You can dig straight down, and run the ground loop vertically, but it's surprisingly expensive to dig the hole. Like 15-40k expensive.

[–] Skyrmir@lemmy.world 4 points 2 days ago

I gotta say I understand the cost. Dig a full size grave by hand some time. It's freakin exhausting. And sure, an excavator can do it in minutes, but that means you're paying for time on a very expensive machine.

[–] grandma@sh.itjust.works 2 points 2 days ago (1 children)

There's places with district heating from back in the days that people still invested in new infrastructure. We could do the same with cooling but I'm afraid the neoliberal rot has penetrated too far at this point.

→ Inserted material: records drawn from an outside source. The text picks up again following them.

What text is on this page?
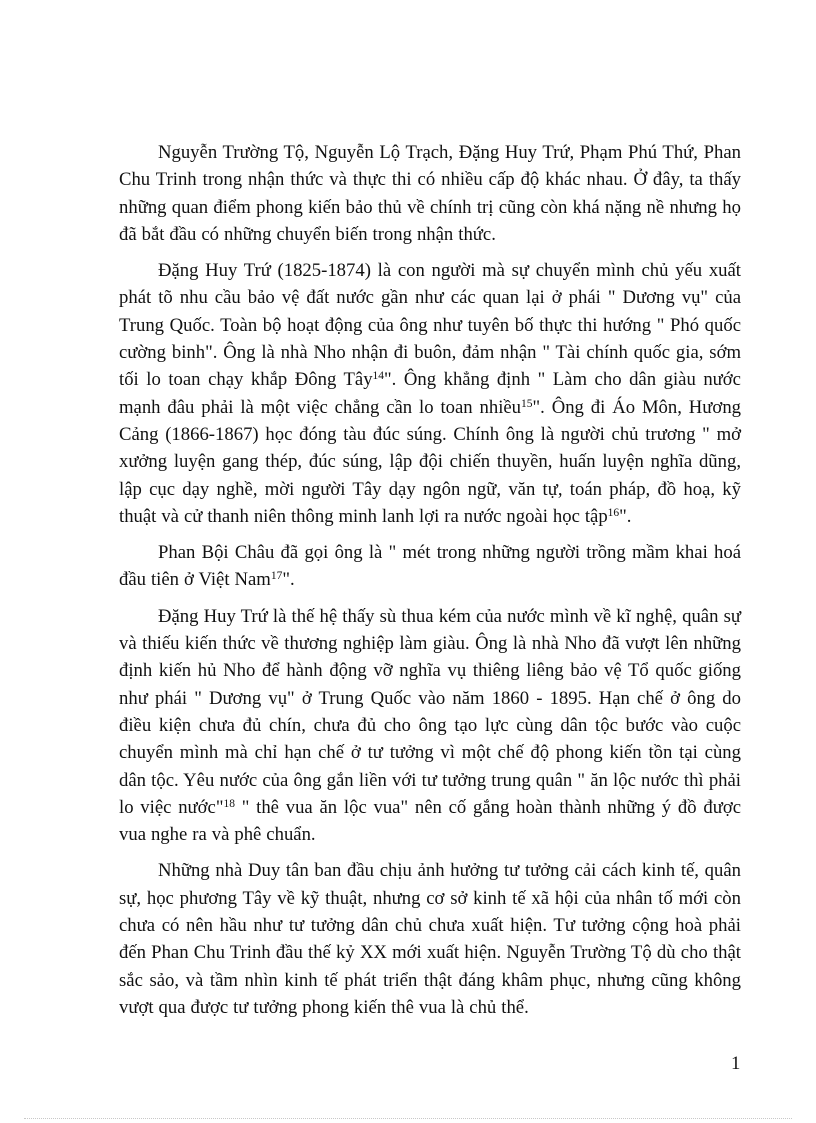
Nguyễn Trường Tộ, Nguyễn Lộ Trạch, Đặng Huy Trứ, Phạm Phú Thứ, Phan Chu Trinh trong nhận thức và thực thi có nhiều cấp độ khác nhau. Ở đây, ta thấy những quan điểm phong kiến bảo thủ về chính trị cũng còn khá nặng nề nhưng họ đã bắt đầu có những chuyển biến trong nhận thức.

Đặng Huy Trứ (1825-1874) là con người mà sự chuyển mình chủ yếu xuất phát tõ nhu cầu bảo vệ đất nước gần như các quan lại ở phái " Dương vụ" của Trung Quốc. Toàn bộ hoạt động của ông như tuyên bố thực thi hướng " Phó quốc cường binh". Ông là nhà Nho nhận đi buôn, đảm nhận " Tài chính quốc gia, sớm tối lo toan chạy khắp Đông Tây$^{14}$". Ông khẳng định " Làm cho dân giàu nước mạnh đâu phải là một việc chẳng cần lo toan nhiều$^{15}$". Ông đi Áo Môn, Hương Cảng (1866-1867) học đóng tàu đúc súng. Chính ông là người chủ trương " mở xưởng luyện gang thép, đúc súng, lập đội chiến thuyền, huấn luyện nghĩa dũng, lập cục dạy nghề, mời người Tây dạy ngôn ngữ, văn tự, toán pháp, đồ hoạ, kỹ thuật và cử thanh niên thông minh lanh lợi ra nước ngoài học tập$^{16}$".

Phan Bội Châu đã gọi ông là " mét trong những người trồng mầm khai hoá đầu tiên ở Việt Nam$^{17}$".

Đặng Huy Trứ là thế hệ thấy sù thua kém của nước mình về kĩ nghệ, quân sự và thiếu kiến thức về thương nghiệp làm giàu. Ông là nhà Nho đã vượt lên những định kiến hủ Nho để hành động vỡ nghĩa vụ thiêng liêng bảo vệ Tổ quốc giống như phái " Dương vụ" ở Trung Quốc vào năm 1860 - 1895. Hạn chế ở ông do điều kiện chưa đủ chín, chưa đủ cho ông tạo lực cùng dân tộc bước vào cuộc chuyển mình mà chỉ hạn chế ở tư tưởng vì một chế độ phong kiến tồn tại cùng dân tộc. Yêu nước của ông gắn liền với tư tưởng trung quân " ăn lộc nước thì phải lo việc nước"$^{18}$ " thê vua ăn lộc vua" nên cố gắng hoàn thành những ý đồ được vua nghe ra và phê chuẩn.

Những nhà Duy tân ban đầu chịu ảnh hưởng tư tưởng cải cách kinh tế, quân sự, học phương Tây về kỹ thuật, nhưng cơ sở kinh tế xã hội của nhân tố mới còn chưa có nên hầu như tư tưởng dân chủ chưa xuất hiện. Tư tưởng cộng hoà phải đến Phan Chu Trinh đầu thế kỷ XX mới xuất hiện. Nguyễn Trường Tộ dù cho thật sắc sảo, và tầm nhìn kinh tế phát triển thật đáng khâm phục, nhưng cũng không vượt qua được tư tưởng phong kiến thê vua là chủ thể.

1
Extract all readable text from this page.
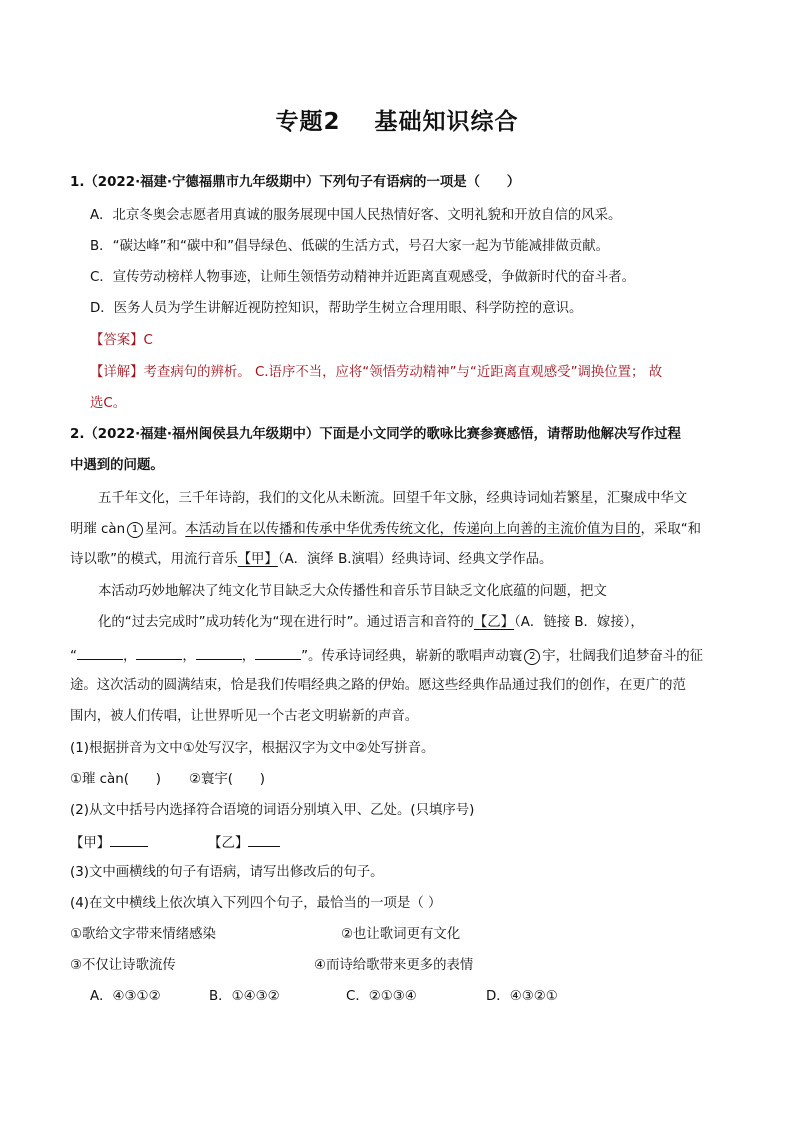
专题2 基础知识综合
1.（2022·福建·宁德福鼎市九年级期中）下列句子有语病的一项是（　　）
A．北京冬奥会志愿者用真诚的服务展现中国人民热情好客、文明礼貌和开放自信的风采。
B．“碳达峰”和“碳中和”倡导绿色、低碳的生活方式，号召大家一起为节能减排做贡献。
C．宣传劳动榜样人物事迹，让师生领悟劳动精神并近距离直观感受，争做新时代的奋斗者。
D．医务人员为学生讲解近视防控知识，帮助学生树立合理用眼、科学防控的意识。
【答案】C
【详解】考查病句的辨析。 C.语序不当，应将“领悟劳动精神”与“近距离直观感受”调换位置； 故
选C。
2.（2022·福建·福州闽侯县九年级期中）下面是小文同学的歌咏比赛参赛感悟，请帮助他解决写作过程
中遇到的问题。
五千年文化，三千年诗韵，我们的文化从未断流。回望千年文脉，经典诗词灿若繁星，汇聚成中华文
明璀 càn 1 星河。本活动旨在以传播和传承中华优秀传统文化，传递向上向善的主流价值为目的，采取“和
诗以歌”的模式，用流行音乐【甲】（A．演绎 B.演唱）经典诗词、经典文学作品。
本活动巧妙地解决了纯文化节目缺乏大众传播性和音乐节目缺乏文化底蕴的问题，把文
化的“过去完成时”成功转化为“现在进行时”。通过语言和音符的【乙】（A．链接 B．嫁接），
“	，	，	，	”。传承诗词经典，崭新的歌唱声动寰 2 宇，壮阔我们追梦奋斗的征
途。这次活动的圆满结束，恰是我们传唱经典之路的伊始。愿这些经典作品通过我们的创作，在更广的范
围内，被人们传唱，让世界听见一个古老文明崭新的声音。
(1)根据拼音为文中①处写汉字，根据汉字为文中②处写拼音。
①璀 càn(　　) ②寰宇(　　)
(2)从文中括号内选择符合语境的词语分别填入甲、乙处。(只填序号)
【甲】	【乙】
(3)文中画横线的句子有语病，请写出修改后的句子。
(4)在文中横线上依次填入下列四个句子，最恰当的一项是（ ）
①歌给文字带来情绪感染	②也让歌词更有文化
③不仅让诗歌流传	④而诗给歌带来更多的表情
A．④③①②	B．①④③②	C．②①③④	D．④③②①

[–] Skyrmir@lemmy.world 3 points 2 days ago

Heating is easier than cooling. For heat you just run a set of lines from the source to the homes, same as plumbing. To dump that heat into the ground, the field you need grows very quickly. A small town would need a large, and probably deep field of pipes. The cost would be huge. Geothermal is great, but digging is hard, so it's relatively expensive. Every project needs to be individually considered, to determine if it's really the way to go.

[–] rumba@lemmy.zip 2 points 2 days ago

Generic residential units are designed to move heat in the ranges they are operated under. Desert units exist that could work in much hotter conditions. Systems can be made to cool way up past 50°C.

But cooling the inside of a house/car is way different than trying to farm crops/animals in that heat.

[–] ironhydroxide@sh.itjust.works 1 points 2 days ago* (last edited 1 day ago)

Not to mention the care needed in designing and installing such a system so as to not make a mold factory.